According to a memo written by City Manager John Shirey, the sides will have a "preliminary technical discussion."
"Following this discussion, we will lay out the process and timeline that formal discussions and negotiations will take place," Shirey wrote. "Our collective goal is to reach a definitive financing plan by the end of the year."
Leading the NBA's negotiating team is Clay Bennett, the owner of the Oklahoma City Thunder. Bennett also led an NBA contingent to Sacramento earlier this year that ultimately helped persuade the league to keep the Sacramento Kings in town for another year while an arena project was developed.
The sides will meet in Dallas because it is a "middle location that works for all parties, including Clay Bennett, who heads the NBA effort," said Joaquin McPeek, a mayoral spokesman.
AEG's role in the talks is also noteworthy. The firm invested $53 million into the construction of Kansas City's Sprint Center. It now operates the facility, keeping the profits; if profits exceed a certain threshold, the revenue is shared with the city.
Sacramento officials have been in talks with AEG for weeks about the firm's interest in a project here.
"All parties recognize that at the end of the day, any agreement will have to have economics that work for all parties - the Kings, developer, operator and, most importantly, the public," said Mayor Kevin Johnson. "To this point, the fundamental approach being taken by Sacramento's team will be to put taxpayers first when it comes to reaching an agreement that will represent a real return on the public investment, defined as jobs and economic development."
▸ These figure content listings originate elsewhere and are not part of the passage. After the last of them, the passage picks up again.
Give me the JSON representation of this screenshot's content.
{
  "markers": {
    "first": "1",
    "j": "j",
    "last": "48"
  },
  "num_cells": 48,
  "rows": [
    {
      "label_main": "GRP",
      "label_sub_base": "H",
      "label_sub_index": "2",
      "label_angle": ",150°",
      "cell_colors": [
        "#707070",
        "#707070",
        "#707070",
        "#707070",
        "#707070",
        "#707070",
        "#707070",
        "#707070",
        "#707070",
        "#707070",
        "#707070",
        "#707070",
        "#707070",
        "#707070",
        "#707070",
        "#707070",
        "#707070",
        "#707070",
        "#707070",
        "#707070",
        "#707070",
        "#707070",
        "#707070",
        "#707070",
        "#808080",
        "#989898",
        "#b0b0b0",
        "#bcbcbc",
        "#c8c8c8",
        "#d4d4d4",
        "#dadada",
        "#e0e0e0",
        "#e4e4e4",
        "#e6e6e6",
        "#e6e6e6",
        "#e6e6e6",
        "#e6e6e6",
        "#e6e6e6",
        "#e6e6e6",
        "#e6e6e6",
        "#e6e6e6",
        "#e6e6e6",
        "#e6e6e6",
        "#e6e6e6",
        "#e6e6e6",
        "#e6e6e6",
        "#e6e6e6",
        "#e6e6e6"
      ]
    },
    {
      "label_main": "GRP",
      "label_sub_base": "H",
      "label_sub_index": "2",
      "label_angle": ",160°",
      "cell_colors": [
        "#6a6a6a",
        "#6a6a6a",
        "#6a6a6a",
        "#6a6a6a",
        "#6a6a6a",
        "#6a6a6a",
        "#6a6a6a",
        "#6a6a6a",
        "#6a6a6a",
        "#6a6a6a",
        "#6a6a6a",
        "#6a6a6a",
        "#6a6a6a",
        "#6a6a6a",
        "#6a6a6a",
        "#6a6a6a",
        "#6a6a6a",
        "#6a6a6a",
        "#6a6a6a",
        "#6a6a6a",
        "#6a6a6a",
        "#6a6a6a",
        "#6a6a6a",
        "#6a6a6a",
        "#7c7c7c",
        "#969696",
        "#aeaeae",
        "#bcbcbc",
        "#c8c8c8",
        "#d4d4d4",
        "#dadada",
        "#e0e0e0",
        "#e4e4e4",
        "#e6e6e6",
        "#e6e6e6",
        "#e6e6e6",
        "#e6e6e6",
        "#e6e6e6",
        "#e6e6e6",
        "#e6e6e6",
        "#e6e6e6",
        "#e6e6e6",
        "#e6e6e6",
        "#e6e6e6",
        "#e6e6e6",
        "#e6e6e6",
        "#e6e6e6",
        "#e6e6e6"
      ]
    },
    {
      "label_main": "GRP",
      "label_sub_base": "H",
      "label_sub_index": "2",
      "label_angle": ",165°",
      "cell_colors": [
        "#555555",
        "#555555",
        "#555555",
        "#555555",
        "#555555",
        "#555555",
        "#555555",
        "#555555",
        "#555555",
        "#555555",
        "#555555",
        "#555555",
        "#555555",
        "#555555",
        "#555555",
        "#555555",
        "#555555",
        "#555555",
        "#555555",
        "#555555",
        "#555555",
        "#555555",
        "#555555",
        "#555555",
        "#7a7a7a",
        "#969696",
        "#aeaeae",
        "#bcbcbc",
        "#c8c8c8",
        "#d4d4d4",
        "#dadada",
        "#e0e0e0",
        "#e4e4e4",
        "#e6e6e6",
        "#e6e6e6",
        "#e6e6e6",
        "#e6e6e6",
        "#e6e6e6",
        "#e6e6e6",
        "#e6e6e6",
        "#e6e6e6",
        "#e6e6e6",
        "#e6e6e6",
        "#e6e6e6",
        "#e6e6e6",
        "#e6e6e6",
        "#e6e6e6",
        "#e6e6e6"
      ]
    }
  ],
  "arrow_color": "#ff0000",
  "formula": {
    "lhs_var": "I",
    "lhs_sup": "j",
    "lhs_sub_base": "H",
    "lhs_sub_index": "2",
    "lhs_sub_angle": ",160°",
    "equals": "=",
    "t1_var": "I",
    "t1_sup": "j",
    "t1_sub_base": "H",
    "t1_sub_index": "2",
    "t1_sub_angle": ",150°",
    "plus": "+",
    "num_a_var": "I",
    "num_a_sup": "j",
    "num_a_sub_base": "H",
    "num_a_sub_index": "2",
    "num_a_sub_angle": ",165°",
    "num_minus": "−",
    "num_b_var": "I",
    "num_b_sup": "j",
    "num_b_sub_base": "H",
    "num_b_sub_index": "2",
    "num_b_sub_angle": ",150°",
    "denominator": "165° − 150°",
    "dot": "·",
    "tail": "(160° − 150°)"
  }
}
Shirey has also put together the team of outside advisers that will help the city evaluate a menu of financing options for the $387 million project.
One of the most significant funding options being discussed in the leasing of city-owned parking garages and spaces.
Acting as the chief consultant on that issue will be Walker Parking, a firm with offices in San Francisco, Los Angeles and several other U.S. cities. According to Walker's website, it is the "largest parking consulting and design firm" in the country.
The city's negotiating team will be made up of Mayor Kevin Johnson and Council members Rob Fong and Steve Cohn, Shirey, Assistant City Manager John Dangberg, City Attorney Eileen Teichert, arena finance consultant Dan Barrett and attorney Paul Jacobs.